I'm hurting. I tried to call her the next day, Monday, after she broke up with me on Sunday out of the blue. Just to at least get better closure, as even she said she didn't expect to break up with me that night. But she won't answer or respond to me. So I wrote her an email attempting to state my peace. I told her that one day, she will be able to stand up tall and be exactly who she wants to be. That she's brave and strong and will make it through. And I told her that I loved her and missed her. She never even responded after nearly two years of seeing each other. Nothing else I can say or do, I suppose.

Anyway, just updating on the situation. It stinks, but I'm surviving. Or trying to.
 
Ouch :( well there's not much arguing with that... sorry to hear that things have been so rough and tumultuous.

She sounds very lost and full to the brim with pain. It sounds like you've done all you can to make a life together but if she's not ready, she's not ready. Maybe a case of right person, wrong time? Which, speaking from experience, is horrible. Sending you great, big waves of empathy.

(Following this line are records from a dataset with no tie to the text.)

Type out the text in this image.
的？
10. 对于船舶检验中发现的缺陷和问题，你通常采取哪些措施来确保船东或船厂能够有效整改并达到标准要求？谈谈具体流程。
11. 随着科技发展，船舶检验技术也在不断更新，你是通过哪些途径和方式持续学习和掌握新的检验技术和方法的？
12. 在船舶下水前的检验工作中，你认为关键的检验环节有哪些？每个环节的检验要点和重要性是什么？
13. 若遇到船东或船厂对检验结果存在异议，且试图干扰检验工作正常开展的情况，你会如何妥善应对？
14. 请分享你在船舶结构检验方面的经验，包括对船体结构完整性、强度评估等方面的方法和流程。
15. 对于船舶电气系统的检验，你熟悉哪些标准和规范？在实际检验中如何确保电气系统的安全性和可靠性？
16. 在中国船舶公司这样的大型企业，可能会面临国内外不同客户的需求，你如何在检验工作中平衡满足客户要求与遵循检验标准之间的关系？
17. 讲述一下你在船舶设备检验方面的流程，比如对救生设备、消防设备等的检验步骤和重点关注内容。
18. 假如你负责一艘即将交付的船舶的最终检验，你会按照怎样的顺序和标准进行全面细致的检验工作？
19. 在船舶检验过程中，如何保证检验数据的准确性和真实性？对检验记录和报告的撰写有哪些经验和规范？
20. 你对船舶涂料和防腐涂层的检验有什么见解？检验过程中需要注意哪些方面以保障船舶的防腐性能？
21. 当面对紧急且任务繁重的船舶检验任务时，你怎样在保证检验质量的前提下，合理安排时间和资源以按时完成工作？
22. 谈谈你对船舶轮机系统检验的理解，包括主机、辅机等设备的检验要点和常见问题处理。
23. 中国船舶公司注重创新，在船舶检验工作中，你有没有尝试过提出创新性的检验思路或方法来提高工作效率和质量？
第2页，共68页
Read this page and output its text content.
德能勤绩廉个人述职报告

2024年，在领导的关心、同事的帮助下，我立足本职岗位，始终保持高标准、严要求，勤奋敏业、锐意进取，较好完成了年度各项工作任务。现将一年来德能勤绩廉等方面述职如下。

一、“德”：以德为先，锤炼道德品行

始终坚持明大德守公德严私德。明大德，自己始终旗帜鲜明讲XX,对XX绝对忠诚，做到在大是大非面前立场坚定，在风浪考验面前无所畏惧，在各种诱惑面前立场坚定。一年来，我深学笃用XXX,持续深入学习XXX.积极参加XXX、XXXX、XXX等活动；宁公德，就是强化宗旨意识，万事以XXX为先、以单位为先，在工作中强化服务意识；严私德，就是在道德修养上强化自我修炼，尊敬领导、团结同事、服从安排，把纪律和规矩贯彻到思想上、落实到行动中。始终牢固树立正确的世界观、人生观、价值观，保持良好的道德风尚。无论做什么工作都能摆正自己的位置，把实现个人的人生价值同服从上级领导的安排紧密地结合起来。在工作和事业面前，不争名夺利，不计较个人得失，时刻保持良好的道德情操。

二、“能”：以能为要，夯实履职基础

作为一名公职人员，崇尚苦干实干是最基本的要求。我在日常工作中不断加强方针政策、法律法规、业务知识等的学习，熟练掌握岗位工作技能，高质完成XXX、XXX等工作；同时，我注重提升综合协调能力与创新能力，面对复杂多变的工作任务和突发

Grieve. Hug friends. Cry in the rain. Remember the good times when you're able to. Get back in touch with the emotions that you've been hiding away. But mostly, look after yourself :)
 
Thank you so much. Yes, it feels very much like the right person, wrong time. I've never loved another person so much in my life. It's pretty unbearable. I've just been trying to keep busy and be with friends. I just miss her so much. I tried contacting her and she just ignores me. That hurts really badly. Makes me feel like she doesn't care.

Thank you for your support. I need all I can get. I feel lost at the moment.

I just thought if I could hold on, I could have all of her one day. It wasn't going to happen.
 
You may never get the closure you want. She has made herself clear throughout her own confusion, and that is she cannot deal with a relationship at the moment. Forget closure, sometimes the only thing you get out of it is false hope and more pain, when she has already told you what she needs.

Make a life for yourself. Get out there, make friends, travel , whatever. I know it is hard, and sometimes you just have to force yourself. Do not keep trying to contact her, give her the space she wants and needs.

Love should be uplifting, it sounds like there are many other issues at hand.